Mr Pinches, a professional photographer, was helped by an Egyptian tour company which knew the various locations to visit, while the country’s government supplied a police escort and armed guards for protection.

The tour started at the pyramids with camel rides and Mr Pinches stood in front of the Great Sphinx, just as his father had done 80 years before.

The visitors then moved to the Cecil Hotel in Alexandria, where Montgomery stayed, and had a cold beer. From there they visited El Alamein itself and saw the station that is now falling into disrepair.

Mr Pinches said: “It was so sad to see it in a much worse condition than on my last visit. Soon it will be gone altogether.

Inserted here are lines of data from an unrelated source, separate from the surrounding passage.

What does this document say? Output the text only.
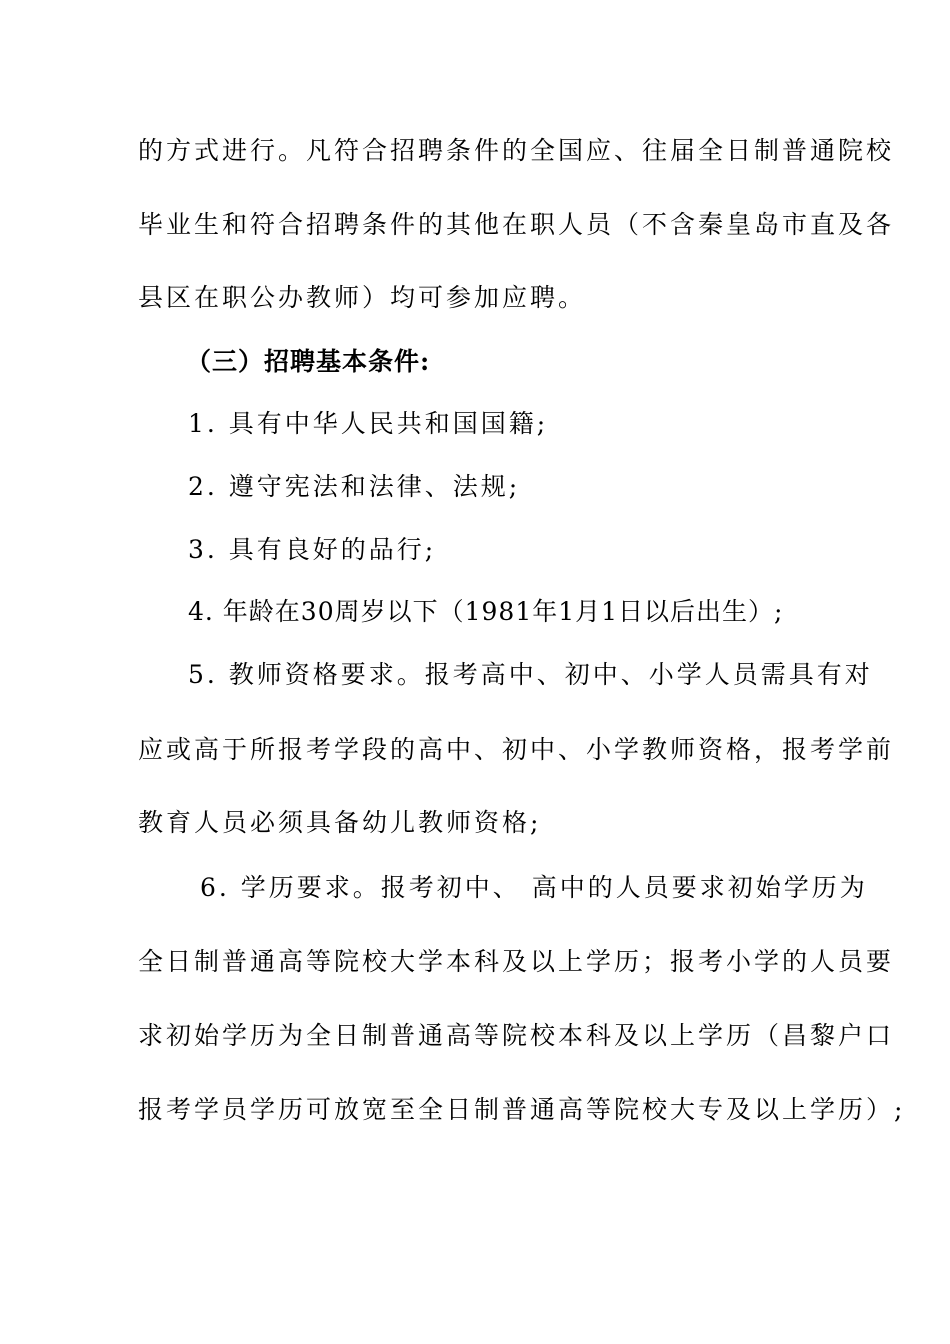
的方式进行。凡符合招聘条件的全国应、往届全日制普通院校
毕业生和符合招聘条件的其他在职人员（不含秦皇岛市直及各
县区在职公办教师）均可参加应聘。
（三）招聘基本条件:
1. 具有中华人民共和国国籍;
2. 遵守宪法和法律、法规;
3. 具有良好的品行;
4. 年龄在30周岁以下（1981年1月1日以后出生）;
5. 教师资格要求。报考高中、初中、小学人员需具有对
应或高于所报考学段的高中、初中、小学教师资格，报考学前
教育人员必须具备幼儿教师资格;
6. 学历要求。报考初中、 高中的人员要求初始学历为
全日制普通高等院校大学本科及以上学历；报考小学的人员要
求初始学历为全日制普通高等院校本科及以上学历（昌黎户口
报考学员学历可放宽至全日制普通高等院校大专及以上学历）;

“The Egyptians don’t care about this part of history as I guess it doesn’t really include them but rubbish collects there. Even in the desert by the road you see plastic rubbish everywhere.”

The group attended a ceremony at the Allied cemetery where 7,200 soldiers are commemorated. They visited graves of relations of men known to them. Mr Pinches said: “One guest walked, accompanied, into the desert to a point called Barrel Hill, which is not a real hill but a raised feature. Here she stood where her father took a fatal wound to the head. Incredibly, she had previously come across a stretcher bearer who was with him when he died and was able to confirm he didn’t suffer.”

The group thanked him for “stepping up” to rescue the tour and liked it when he dressed up in period uniform for the anniversary of the eve of the battle.

The next day he was in Henley Market Place for the launch of the Poppy Appeal wearing his desert rat uniform and proudly showing the Alamein sand on his boots.

After the war, Mr Pinches snr went to work at his parents’ riding stables in Marlow where he was an instructor.

He bought a 50-acre farm in 1952 when the Fawley Court estate in Henley was sold in lots. This was to become Meadows Farm where Peter, his wife Helen and family moved in 1964 to look after his father’s beef herd.

Mr Pinches snr finally retired from farming at the age of 74 and died in 2015, aged 95.